Hundreds of people are still out of their homes in southwest Manitoba as water from the huge rains of last weekend continues to run off into streams and rivers.
In North Dakota, flood warnings continue for the most-downstream portion of the Mouse River - at Towner, Bantry, and Westhope where crests in the moderate flood stage are predicted.
This is what it looked like at the Westhope gage - right on the Canadian border - two days ago.
Since then, the water level has risen more than a foot here.
Still, the levels at this gage are well below the records set in 2011.

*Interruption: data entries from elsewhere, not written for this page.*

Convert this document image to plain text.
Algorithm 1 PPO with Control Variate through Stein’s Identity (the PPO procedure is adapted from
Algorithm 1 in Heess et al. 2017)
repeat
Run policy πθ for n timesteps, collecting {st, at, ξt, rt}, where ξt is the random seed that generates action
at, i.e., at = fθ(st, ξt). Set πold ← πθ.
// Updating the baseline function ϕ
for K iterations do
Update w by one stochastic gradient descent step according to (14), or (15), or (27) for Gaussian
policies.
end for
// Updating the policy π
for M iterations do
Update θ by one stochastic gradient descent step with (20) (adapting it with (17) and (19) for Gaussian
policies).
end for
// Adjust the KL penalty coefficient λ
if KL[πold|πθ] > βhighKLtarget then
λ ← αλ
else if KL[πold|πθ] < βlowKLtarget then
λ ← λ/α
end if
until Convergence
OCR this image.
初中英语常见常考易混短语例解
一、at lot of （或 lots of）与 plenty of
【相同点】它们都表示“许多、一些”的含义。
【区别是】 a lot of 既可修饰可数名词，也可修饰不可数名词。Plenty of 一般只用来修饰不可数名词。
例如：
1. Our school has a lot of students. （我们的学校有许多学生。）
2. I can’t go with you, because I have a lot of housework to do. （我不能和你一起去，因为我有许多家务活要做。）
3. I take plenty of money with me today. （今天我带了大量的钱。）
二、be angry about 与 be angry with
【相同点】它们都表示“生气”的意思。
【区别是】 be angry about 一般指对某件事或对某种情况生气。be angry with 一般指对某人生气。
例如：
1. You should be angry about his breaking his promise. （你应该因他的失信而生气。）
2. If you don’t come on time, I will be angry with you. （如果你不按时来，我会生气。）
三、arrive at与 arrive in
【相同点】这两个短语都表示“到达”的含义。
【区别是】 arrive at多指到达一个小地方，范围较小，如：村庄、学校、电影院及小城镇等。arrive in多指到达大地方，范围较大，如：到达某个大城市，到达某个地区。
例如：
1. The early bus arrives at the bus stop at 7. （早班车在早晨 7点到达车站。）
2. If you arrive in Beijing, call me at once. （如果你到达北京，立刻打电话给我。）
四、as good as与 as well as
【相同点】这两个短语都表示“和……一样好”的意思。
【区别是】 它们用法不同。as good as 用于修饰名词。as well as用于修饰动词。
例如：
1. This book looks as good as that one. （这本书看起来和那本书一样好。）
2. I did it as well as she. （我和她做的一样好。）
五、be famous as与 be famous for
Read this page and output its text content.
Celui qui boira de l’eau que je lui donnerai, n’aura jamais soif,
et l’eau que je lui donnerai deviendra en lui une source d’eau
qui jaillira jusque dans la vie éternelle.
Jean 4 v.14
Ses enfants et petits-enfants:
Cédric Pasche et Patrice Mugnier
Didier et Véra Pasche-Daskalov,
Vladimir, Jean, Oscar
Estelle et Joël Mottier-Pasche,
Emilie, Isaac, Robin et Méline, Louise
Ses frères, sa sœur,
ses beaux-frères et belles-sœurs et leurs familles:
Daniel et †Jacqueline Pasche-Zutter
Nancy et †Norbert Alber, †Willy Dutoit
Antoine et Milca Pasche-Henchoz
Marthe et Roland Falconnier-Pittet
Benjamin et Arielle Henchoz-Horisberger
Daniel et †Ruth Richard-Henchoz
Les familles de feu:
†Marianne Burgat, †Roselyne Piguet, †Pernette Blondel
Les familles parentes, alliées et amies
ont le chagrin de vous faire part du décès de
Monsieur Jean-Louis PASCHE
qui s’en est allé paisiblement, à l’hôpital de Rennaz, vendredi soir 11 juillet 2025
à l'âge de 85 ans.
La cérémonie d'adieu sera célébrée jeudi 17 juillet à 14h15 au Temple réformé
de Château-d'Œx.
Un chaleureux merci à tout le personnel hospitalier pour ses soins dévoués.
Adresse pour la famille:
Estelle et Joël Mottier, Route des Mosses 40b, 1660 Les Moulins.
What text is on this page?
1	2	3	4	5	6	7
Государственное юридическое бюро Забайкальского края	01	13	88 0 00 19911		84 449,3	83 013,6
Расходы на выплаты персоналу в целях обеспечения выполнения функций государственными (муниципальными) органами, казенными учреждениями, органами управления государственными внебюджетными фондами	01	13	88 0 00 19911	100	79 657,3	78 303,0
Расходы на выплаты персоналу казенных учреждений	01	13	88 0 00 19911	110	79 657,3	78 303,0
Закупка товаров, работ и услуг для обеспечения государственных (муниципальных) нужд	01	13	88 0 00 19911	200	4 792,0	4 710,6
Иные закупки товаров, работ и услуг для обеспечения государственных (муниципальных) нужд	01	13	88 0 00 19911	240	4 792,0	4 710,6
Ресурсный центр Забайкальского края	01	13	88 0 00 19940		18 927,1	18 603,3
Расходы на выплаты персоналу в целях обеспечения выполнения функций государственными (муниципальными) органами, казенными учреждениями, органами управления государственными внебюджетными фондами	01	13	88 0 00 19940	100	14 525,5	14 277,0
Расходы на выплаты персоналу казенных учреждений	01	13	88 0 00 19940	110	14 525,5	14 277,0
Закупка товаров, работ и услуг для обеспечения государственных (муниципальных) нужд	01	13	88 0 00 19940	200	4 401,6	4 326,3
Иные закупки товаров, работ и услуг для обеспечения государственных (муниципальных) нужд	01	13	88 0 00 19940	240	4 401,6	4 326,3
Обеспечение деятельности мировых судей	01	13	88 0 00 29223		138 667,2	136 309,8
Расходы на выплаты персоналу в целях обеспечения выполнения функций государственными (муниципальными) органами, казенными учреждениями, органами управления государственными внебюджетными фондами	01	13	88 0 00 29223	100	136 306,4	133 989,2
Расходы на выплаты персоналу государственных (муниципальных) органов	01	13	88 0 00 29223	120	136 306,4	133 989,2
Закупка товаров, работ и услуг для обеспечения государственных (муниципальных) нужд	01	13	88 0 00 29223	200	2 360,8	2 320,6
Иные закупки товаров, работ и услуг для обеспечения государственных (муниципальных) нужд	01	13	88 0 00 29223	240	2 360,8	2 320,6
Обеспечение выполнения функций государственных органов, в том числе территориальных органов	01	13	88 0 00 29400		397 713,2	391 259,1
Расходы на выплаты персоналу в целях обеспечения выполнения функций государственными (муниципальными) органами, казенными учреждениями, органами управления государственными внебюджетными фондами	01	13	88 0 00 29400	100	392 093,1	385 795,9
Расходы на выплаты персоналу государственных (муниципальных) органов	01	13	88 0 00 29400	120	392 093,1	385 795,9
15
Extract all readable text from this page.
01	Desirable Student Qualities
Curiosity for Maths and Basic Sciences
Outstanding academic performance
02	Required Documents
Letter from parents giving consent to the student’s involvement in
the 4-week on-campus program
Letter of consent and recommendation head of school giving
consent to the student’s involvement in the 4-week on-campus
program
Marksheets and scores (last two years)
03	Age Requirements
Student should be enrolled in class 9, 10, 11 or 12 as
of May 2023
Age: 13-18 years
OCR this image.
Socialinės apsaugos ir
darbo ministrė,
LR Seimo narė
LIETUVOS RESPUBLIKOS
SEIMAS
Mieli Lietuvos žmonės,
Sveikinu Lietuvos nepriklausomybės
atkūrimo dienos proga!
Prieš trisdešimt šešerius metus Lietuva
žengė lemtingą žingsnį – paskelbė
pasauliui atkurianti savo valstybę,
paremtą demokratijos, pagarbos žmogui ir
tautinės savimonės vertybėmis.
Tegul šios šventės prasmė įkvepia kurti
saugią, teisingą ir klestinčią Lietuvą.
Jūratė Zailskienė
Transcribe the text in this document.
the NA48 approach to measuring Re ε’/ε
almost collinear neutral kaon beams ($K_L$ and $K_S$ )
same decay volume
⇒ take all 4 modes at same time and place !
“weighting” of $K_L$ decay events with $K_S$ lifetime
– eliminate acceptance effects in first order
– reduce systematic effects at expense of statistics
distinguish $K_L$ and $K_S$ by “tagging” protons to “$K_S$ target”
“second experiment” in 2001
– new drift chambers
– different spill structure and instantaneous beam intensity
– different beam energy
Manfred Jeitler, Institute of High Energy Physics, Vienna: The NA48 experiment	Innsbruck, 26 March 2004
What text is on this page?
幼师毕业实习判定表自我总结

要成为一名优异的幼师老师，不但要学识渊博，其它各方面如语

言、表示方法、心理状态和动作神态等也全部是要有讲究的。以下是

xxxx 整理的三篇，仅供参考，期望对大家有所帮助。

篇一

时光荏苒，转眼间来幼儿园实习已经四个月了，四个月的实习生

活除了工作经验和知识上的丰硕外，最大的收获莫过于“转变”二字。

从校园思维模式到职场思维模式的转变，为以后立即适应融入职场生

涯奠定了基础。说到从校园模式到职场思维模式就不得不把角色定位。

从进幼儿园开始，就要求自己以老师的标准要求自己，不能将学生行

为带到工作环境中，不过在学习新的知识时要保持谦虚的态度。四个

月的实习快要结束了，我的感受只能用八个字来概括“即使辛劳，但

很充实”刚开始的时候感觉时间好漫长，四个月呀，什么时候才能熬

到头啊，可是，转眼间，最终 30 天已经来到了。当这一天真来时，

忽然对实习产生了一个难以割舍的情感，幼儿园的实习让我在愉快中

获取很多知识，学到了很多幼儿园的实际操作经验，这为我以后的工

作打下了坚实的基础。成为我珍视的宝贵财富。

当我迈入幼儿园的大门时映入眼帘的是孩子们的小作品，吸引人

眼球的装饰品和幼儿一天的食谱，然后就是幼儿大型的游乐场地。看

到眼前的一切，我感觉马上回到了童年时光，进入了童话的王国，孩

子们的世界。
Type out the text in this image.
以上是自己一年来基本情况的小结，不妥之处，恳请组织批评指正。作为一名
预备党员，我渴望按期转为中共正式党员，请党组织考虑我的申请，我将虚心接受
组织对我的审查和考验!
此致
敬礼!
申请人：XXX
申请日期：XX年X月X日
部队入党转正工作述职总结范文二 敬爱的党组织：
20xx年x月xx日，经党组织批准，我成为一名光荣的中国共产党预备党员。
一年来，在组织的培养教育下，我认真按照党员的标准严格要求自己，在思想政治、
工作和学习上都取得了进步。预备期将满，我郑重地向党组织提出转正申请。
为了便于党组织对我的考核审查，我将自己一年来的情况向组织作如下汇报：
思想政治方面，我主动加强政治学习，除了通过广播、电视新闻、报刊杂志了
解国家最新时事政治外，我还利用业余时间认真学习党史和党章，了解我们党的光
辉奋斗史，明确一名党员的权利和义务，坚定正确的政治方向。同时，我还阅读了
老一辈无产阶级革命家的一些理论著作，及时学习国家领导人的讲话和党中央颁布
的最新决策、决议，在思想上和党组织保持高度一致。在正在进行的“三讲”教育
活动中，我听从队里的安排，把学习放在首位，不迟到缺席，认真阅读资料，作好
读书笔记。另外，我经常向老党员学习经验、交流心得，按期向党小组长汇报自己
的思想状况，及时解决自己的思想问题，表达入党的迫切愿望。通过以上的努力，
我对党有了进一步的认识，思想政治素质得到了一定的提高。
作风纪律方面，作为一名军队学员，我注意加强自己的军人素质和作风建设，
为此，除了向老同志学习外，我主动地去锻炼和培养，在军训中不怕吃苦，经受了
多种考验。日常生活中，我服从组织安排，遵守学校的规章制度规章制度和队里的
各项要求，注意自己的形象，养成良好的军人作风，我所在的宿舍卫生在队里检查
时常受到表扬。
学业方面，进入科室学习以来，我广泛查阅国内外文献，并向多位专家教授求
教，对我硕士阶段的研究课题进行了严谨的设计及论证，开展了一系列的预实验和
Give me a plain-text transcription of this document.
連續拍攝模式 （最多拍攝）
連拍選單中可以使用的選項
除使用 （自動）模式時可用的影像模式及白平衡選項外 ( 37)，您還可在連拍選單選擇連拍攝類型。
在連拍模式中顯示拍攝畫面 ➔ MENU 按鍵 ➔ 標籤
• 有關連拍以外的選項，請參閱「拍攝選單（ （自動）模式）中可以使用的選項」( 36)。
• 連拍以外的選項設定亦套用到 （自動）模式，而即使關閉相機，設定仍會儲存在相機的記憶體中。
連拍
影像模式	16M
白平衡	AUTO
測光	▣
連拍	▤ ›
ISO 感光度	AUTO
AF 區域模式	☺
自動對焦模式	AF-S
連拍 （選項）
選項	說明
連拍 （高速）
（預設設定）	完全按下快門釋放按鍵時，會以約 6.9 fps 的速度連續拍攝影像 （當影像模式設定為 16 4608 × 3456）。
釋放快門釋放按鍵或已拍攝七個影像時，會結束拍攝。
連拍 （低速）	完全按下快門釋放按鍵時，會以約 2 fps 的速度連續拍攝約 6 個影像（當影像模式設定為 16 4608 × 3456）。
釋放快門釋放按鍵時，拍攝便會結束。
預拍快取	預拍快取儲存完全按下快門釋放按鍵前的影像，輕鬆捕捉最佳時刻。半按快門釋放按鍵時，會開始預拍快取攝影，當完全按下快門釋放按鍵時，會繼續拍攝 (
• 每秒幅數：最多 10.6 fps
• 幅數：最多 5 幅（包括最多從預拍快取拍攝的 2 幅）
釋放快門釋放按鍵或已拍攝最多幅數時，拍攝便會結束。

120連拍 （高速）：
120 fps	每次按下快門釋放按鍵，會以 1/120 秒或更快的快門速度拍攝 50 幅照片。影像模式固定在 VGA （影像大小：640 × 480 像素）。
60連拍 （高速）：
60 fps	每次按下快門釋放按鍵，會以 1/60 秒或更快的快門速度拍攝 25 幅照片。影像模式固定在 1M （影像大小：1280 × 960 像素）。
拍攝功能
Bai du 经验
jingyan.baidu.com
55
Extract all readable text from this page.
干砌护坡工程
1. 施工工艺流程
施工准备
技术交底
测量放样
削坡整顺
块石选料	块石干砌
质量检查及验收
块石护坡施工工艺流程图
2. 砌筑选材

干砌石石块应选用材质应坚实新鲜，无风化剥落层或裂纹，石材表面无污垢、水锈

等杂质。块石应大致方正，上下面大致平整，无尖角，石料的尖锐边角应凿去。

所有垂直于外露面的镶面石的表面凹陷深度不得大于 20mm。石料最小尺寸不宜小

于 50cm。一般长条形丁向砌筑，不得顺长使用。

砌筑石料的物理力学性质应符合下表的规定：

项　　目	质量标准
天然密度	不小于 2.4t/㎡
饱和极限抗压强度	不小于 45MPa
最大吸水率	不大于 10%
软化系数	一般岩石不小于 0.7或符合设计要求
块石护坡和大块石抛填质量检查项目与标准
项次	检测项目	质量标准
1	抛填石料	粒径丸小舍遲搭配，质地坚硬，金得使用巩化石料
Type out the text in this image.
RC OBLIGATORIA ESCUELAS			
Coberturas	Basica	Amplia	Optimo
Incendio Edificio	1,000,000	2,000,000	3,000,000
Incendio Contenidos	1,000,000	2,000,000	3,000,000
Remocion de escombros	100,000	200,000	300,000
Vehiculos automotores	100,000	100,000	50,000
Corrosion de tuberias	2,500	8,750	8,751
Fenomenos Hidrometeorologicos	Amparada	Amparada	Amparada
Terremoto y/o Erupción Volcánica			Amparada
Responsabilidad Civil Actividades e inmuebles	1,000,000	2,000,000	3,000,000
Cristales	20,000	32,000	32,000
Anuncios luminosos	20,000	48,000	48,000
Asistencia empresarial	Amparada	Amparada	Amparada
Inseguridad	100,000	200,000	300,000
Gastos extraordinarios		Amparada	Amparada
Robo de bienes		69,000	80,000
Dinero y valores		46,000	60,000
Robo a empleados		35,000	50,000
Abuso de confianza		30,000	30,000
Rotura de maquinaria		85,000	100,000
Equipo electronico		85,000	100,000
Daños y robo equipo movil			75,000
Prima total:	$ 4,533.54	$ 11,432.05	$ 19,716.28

(Todd Grant, Clark Salyer National Wildlife Refuge) "2011 where we're standing now inside this gate, and if you look at that generator cabinet, the water was up about six inches on the brown on that cabinet...a significant amount of water."
Todd Grant of the US Fish and Wildlife Service has been managing the dams in the Clark Salyer National Wildlife Refuge for more than two decades.
He says this year's flooding around the refuge continues a trend.
(Todd Grant, Clark Salyer National Wildlife Refuge) "A shortage of water isn't our issue. Too much water, especially at inappropriate times in the middle of summer, is what's really hurting this refuge as well as our neighbors to the immediate south in Towner country. Rather than passing these high spring flows during the normal, natural hyrdo period, we've extended those flows out into the summer."
Flooding at the Westhope gage does not threaten the town of Westhope, which sits well above the river valley.
The National Weather Service is predicting the current level at Westhope is about as high as the water will get this year.